L’administration Trump poursuit à nouveau l’UCLA pour antisémitisme, alléguant un « environnement éducatif hostile »

Le ministère américain de la Justice a poursuivi l’Université de Californie pour la deuxième fois cette année pour des allégations d’environnement antisémite sur le campus de l’UCLA, affirmant que l’école « était délibérément indifférente à la souffrance de ses étudiants juifs et israéliens » après le 7 octobre.

Le procès fédéral, déposé mardi, affirme que l’UCLA a violé les droits civils des étudiants en omettant d’intervenir lors des activités de campement pro-palestiniens début 2024. fait suite à un procès antérieur qui s’est concentré sur le traitement réservé par l’université à ses employés juifs et israéliens, et intervient 10 jours après l’université a dévoilé sa propre « Initiative de lutte contre l’antisémitisme »

« Plus tôt cette année, nous avons poursuivi l’UCLA en justice pour avoir soumis ses employés juifs et israéliens à un environnement de travail hostile et antisémite », a déclaré le procureur général adjoint des États-Unis, Harmeet Dhillon, dans un communiqué de presse. « Aujourd’hui, le ministère de la Justice demande des comptes à l’UCLA pour sa tolérance face à un environnement éducatif tout aussi épouvantable et hostile à l’encontre de ses étudiants juifs et israéliens. »
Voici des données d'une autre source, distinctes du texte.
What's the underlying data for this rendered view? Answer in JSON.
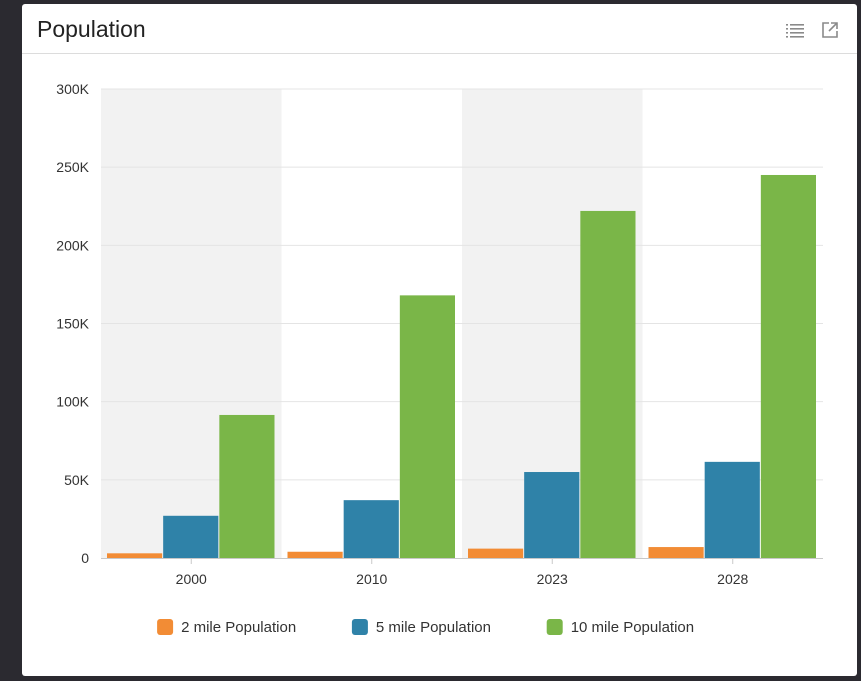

Les demandes de commentaires adressées au ministère de la Justice et à l’UCLA n’ont pas été immédiatement renvoyées.

Le nouveau costume s’appuie sur des récits largement rapportés sur l’environnement du campus de l’UCLA au printemps 2024, lorsque des manifestants dans des campements pro-palestiniens se sont affrontés avec des contre-manifestants pro-israéliens, déclenchant violence et troubles. L’incapacité à protéger les étudiants juifs a violé leurs droits civils au titre du Titre VI, ont déclaré les avocats.

Citant le rapport du propre groupe de travail de l’UCLA sur l’antisémitisme, publié en réponse aux bouleversements du campus de 2024, le procès déclare : « les dirigeants de l’UCLA ont apparemment préféré une « stratégie de désescalade » de ne rien faire plutôt que de protéger leurs étudiants juifs et israéliens d’une foule en colère organisée par des pairs armés de Tasers, de bois et d’une épée.

Le ministère de la Justice demande plusieurs mesures de réparation, notamment le retour de toutes les subventions fédérales accordées à l’UCLA « pendant la période de non-respect par l’UCLA du Titre VI ». L’école avait auparavant résolu plusieurs cas d’antisémitisme au titre VI sous l’administration Bidenet aussi est parvenu à un règlement de 6,13 millions de dollars avec des groupes juifs dans un procès privé lié aux incidents du printemps 2024 sur le campus – un cas cité dans le nouveau procès du DOJ.

L’administration Trump a cherché à faire de l’UCLA un exemple particulier dans son approche agressive de l’antisémitisme sur les campus. Les autorités avaient cherché à imposer des amendes de plus d’un milliard de dollars à l’université publique pour son prétendue incapacité à protéger les étudiants juifs et israéliens, jusqu’à ce que un juge fédéral est intervenu. Plusieurs avocats du DOJ ont quitté le département suite à son enquête à l’UCLA, dire aux journalistes l’affaire était « frauduleuse », une « imposture » et motivée par la pression de « trouver » des preuves pour étayer de nouvelles poursuites judiciaires contre l’UCLA.

En outre, certains des affrontements les plus violents sur les campus ont impliqué des auteurs des deux côtés du conflit, ce qui a conduit certains membres de la communauté juive de l’UCLA à se plaindre du fait que les contre-manifestants pro-israéliens ont finalement sapé les griefs légitimes des étudiants juifs concernant le harcèlement auquel ils avaient été confrontés à l’intérieur des portes du campus.

Et l’environnement universitaire reste tendu pour les Juifs. Le mois dernier, le sénat étudiant de l’UCLA a condamné la visite sur le campus d’un otage israélien libérésuscitant le retour de flamme d’un régent d’université.